И действительно, как поднимаешься по лестнице, при входе в Георгиевский зал висело огромное полотно художника Репина «Прием императором Александром III волостных старшин».
— Стыдно такую мазню на виду держать! Причем тут царь, зачем он коммунистам нужен?! — негодовал Никита Сергеевич. — Видать, потому Иосиф не снимал, что сам хотел царем заделаться! Долой ее!
— И то верно. Однажды он так и сказал: Россия страна царей. Русским людям нравится, когда во главе государства стоит один человек.
— Тоже царь выискался! А картину сними.
— Заменим, Никита, не нервничай.
— Ты это дело не оставляй, сколько людей в Кремле бывает и все на нее глазеют.
— Здесь мало кто ходит.
— Сними, брат, сними!
— Да сниму, сниму.
— В Третьяковке на ее место что-либо стоящее подбери, революционное, — советовал Никита Сергеевич.
— А давай художнику Серову закажем? — предложил Маленков.
— Чего закажем?
— К примеру полотно под названием: «Провозглашение Советской власти?»
— Лениным! — уточнил Хрущев.
— Лениным?
— Да. Провозглашение Советской власти Лениным! Здесь прямой смысл будет, а то цари у марксистов висят, стыдоба!
— Я, знаешь, так к ней привык, что хожу мимо и не замечаю! — пожал плечами Георгий Максимилианович.
— Может, прогуляемся, Егор, чего в помещении сидеть, ведь целыми днями в четырех стенах?
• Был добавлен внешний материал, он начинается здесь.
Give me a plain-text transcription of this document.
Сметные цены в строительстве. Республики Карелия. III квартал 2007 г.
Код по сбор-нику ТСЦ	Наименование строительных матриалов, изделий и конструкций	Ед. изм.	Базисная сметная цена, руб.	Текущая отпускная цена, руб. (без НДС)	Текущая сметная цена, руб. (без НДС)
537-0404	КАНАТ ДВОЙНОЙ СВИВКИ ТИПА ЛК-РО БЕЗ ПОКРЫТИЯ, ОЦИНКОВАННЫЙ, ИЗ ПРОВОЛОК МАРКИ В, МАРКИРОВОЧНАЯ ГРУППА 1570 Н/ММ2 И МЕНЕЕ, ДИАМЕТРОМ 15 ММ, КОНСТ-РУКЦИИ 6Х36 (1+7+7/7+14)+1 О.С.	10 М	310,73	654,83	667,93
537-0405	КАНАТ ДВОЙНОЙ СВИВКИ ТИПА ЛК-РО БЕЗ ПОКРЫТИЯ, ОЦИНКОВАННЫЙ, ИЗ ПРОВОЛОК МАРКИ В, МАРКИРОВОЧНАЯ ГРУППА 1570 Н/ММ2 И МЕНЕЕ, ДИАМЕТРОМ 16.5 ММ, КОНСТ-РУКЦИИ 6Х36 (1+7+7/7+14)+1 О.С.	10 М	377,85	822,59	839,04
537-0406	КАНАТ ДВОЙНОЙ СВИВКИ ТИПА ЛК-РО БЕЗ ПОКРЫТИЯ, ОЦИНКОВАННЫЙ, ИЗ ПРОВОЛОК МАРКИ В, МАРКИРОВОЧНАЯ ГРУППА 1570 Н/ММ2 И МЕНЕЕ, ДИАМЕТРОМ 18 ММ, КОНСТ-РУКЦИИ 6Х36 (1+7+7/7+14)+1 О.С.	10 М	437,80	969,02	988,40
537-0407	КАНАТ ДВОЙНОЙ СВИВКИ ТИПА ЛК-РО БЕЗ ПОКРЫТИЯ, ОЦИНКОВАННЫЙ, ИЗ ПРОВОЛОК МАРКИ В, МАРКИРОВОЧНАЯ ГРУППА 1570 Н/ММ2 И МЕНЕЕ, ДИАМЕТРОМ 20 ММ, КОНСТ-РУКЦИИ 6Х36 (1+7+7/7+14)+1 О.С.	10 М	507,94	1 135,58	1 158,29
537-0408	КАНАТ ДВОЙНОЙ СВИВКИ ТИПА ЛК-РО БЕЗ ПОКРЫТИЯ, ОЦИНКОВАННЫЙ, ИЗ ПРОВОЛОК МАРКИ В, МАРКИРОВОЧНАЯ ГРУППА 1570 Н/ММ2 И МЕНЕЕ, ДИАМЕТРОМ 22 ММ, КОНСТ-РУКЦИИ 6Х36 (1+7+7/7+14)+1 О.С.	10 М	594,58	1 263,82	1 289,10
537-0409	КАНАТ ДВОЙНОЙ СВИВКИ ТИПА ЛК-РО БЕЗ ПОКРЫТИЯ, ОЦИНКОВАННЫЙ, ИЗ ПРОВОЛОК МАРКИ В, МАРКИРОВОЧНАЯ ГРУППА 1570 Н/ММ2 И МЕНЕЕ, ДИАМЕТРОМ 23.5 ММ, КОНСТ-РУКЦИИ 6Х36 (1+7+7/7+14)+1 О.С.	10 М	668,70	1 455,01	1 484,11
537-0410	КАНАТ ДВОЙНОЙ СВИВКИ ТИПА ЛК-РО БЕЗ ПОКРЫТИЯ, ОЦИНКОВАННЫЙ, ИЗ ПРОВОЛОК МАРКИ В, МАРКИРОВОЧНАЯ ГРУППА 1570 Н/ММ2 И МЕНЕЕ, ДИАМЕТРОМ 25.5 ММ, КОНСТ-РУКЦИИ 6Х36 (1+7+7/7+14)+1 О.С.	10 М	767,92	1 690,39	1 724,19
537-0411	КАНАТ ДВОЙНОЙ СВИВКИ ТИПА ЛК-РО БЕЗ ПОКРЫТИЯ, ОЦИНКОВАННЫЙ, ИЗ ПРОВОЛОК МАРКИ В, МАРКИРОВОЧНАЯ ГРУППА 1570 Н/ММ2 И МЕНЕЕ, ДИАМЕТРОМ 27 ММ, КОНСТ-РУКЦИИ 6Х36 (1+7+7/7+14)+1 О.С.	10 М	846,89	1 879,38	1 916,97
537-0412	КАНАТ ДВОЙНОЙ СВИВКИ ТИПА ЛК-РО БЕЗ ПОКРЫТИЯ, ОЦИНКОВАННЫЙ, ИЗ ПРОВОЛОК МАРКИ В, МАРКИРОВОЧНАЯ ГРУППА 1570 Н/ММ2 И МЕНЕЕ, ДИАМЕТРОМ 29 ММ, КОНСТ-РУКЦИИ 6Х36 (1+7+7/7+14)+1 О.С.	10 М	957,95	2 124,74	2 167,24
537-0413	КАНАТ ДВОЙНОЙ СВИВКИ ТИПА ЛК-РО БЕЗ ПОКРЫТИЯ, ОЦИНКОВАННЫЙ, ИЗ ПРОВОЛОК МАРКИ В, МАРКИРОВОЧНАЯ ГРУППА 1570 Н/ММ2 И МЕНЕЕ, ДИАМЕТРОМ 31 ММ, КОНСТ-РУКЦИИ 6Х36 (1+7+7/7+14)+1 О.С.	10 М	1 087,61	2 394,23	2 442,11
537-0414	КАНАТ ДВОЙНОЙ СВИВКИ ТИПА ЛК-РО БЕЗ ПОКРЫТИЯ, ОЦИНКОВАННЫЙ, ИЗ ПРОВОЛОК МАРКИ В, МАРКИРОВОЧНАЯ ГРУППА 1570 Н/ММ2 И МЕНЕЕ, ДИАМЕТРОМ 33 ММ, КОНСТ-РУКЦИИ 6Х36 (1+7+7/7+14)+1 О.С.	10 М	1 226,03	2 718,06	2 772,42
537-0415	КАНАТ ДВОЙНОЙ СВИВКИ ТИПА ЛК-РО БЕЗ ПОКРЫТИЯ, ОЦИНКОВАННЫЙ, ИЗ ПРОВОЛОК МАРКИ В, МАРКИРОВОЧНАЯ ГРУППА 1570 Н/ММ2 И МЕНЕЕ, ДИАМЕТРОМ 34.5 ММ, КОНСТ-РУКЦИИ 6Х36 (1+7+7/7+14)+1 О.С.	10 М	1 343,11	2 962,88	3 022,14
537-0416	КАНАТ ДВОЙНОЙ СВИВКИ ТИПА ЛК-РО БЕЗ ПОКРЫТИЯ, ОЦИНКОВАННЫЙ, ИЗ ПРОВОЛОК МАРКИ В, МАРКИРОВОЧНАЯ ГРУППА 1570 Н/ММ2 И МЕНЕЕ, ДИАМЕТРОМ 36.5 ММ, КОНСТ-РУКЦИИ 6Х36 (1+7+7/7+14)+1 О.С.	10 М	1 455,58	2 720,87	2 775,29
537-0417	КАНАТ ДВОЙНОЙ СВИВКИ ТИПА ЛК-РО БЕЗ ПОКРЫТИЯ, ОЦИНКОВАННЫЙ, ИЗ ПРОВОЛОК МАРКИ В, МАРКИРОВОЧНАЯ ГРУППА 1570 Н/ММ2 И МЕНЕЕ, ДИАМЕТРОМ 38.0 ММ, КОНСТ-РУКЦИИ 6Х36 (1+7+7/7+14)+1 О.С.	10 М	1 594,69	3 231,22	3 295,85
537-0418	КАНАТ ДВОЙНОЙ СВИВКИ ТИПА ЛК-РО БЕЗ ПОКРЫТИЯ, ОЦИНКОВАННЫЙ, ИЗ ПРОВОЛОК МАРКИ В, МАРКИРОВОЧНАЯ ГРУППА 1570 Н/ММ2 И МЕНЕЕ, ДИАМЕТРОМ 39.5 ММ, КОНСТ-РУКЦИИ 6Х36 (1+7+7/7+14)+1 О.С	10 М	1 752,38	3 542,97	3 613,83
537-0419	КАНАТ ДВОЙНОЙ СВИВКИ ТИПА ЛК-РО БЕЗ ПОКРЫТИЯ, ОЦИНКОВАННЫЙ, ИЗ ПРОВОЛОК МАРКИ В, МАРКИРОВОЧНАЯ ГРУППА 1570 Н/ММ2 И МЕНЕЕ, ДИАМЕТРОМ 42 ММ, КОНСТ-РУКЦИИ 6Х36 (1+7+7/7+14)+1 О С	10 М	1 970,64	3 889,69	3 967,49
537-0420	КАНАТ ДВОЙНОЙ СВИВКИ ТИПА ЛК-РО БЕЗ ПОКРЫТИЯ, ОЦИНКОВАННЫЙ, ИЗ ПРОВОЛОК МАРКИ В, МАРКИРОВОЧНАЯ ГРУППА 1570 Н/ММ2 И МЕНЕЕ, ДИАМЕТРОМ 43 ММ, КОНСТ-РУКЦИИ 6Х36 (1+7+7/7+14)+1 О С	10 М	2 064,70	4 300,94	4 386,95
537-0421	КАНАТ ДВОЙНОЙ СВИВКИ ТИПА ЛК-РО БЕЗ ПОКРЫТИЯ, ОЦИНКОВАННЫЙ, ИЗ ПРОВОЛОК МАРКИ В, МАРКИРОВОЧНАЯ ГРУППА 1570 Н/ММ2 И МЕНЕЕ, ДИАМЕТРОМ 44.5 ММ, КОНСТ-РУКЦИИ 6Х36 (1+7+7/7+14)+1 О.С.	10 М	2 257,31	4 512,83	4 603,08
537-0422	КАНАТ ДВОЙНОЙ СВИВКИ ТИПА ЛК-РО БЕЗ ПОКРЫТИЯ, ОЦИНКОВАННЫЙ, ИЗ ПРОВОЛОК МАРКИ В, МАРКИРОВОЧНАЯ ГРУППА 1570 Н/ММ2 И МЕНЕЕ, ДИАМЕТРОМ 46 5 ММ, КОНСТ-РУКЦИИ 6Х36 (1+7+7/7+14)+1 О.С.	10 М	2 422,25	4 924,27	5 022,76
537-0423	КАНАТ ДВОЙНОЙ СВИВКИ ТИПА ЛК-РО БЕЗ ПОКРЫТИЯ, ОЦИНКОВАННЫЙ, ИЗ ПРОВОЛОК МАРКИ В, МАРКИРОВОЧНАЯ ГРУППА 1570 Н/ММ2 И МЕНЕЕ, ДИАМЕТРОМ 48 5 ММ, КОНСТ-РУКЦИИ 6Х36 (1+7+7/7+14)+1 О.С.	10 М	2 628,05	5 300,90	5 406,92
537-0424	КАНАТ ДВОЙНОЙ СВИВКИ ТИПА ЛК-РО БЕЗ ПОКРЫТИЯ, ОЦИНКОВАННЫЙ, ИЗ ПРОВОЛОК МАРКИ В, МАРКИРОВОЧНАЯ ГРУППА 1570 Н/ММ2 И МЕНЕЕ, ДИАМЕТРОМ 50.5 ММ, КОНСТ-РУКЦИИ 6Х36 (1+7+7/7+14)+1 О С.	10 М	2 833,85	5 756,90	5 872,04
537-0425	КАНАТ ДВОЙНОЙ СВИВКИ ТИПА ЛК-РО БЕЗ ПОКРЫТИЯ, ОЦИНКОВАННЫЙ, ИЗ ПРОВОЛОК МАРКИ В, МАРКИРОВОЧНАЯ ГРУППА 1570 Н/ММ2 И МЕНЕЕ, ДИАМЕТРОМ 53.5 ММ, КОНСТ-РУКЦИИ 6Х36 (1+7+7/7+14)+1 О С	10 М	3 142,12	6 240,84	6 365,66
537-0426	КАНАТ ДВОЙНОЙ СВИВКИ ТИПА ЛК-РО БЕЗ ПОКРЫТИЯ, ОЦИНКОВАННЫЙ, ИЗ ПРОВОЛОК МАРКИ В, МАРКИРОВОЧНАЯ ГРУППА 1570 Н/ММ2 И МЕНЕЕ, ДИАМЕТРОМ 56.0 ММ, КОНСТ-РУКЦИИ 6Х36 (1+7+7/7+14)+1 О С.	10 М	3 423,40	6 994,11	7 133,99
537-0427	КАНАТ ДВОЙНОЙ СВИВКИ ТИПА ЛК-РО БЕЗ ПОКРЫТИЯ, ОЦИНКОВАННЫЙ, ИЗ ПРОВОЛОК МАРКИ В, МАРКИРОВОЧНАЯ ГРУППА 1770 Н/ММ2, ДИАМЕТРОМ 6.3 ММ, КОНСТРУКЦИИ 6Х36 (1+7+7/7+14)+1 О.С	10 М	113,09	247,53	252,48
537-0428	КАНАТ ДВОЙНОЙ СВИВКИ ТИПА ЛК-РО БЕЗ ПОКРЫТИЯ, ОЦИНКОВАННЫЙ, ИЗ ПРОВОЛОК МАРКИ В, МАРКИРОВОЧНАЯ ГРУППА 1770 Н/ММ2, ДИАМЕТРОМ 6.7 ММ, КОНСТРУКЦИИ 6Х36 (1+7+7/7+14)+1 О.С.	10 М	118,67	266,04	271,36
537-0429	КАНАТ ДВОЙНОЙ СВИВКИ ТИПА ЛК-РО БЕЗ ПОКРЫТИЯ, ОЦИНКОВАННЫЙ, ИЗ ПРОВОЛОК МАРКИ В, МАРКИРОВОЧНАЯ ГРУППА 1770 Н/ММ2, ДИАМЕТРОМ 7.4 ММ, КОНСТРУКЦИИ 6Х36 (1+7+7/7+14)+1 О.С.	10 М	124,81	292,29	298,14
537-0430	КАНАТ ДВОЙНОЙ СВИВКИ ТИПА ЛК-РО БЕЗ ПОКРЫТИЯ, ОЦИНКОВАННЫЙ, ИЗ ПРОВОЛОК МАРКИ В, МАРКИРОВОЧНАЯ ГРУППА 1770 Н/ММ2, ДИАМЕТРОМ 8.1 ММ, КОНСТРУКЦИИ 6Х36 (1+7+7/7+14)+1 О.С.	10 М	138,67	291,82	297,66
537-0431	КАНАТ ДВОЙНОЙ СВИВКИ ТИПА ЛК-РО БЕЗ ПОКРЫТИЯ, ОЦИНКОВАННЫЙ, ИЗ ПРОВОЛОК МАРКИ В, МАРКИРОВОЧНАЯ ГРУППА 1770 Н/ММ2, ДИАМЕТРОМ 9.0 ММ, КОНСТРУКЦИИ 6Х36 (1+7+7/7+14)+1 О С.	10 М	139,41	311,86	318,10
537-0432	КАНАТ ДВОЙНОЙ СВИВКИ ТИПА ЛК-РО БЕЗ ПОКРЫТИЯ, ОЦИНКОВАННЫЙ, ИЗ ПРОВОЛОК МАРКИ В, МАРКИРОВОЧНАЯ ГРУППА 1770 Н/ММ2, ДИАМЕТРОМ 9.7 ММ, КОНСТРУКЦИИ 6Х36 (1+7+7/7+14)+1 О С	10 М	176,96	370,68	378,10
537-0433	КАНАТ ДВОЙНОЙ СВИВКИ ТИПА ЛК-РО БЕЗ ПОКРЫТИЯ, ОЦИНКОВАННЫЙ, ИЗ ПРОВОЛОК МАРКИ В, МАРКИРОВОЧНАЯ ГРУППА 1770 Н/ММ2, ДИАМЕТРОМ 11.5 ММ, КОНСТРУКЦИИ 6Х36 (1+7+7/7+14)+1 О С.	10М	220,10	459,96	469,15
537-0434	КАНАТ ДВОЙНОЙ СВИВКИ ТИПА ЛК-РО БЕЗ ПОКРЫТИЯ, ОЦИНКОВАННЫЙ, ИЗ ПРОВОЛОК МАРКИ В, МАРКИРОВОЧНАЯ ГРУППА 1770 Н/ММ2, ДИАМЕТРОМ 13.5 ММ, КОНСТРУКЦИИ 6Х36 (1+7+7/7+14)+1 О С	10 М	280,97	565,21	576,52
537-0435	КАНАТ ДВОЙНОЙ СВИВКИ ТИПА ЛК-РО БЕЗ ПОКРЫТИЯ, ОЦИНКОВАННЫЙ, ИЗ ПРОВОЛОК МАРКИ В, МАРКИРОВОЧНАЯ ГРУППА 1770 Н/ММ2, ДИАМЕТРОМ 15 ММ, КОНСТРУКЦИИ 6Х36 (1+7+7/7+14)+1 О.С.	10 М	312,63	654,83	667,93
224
— Пошли, — не возражал председатель правительства. — Помнишь, как с товарищем Сталиным по Кремлю гуляли? Ну, шороху было!
— И сейчас шорох пойдет! Давай, одевайся!
Через минуту они оказались на улице. Погода выдалась солнечная.
— Куда? Направо или налево? — спросил Георгий Максимилианович.
— Пошли направо, налево коммунисту идти как-то неудобно! — пошутил Первый Секретарь.
Пара направилась в сторону Ивановской площади, миновала Царь-пушку, оставила позади Царь-колокол и неторопливо двинулась дальше.
— Давай, Егор, для людей Кремль откроем? — предложил Хрущев. — Пусть простые люди, как мы с тобой, по Кремлю разгуливают!
— Крепко! — отозвался Маленков, он даже остановился от неожиданности.
— А чего особенного? Московский Кремль, прежде всего, исторический памятник. Идем, Егор, чего встал?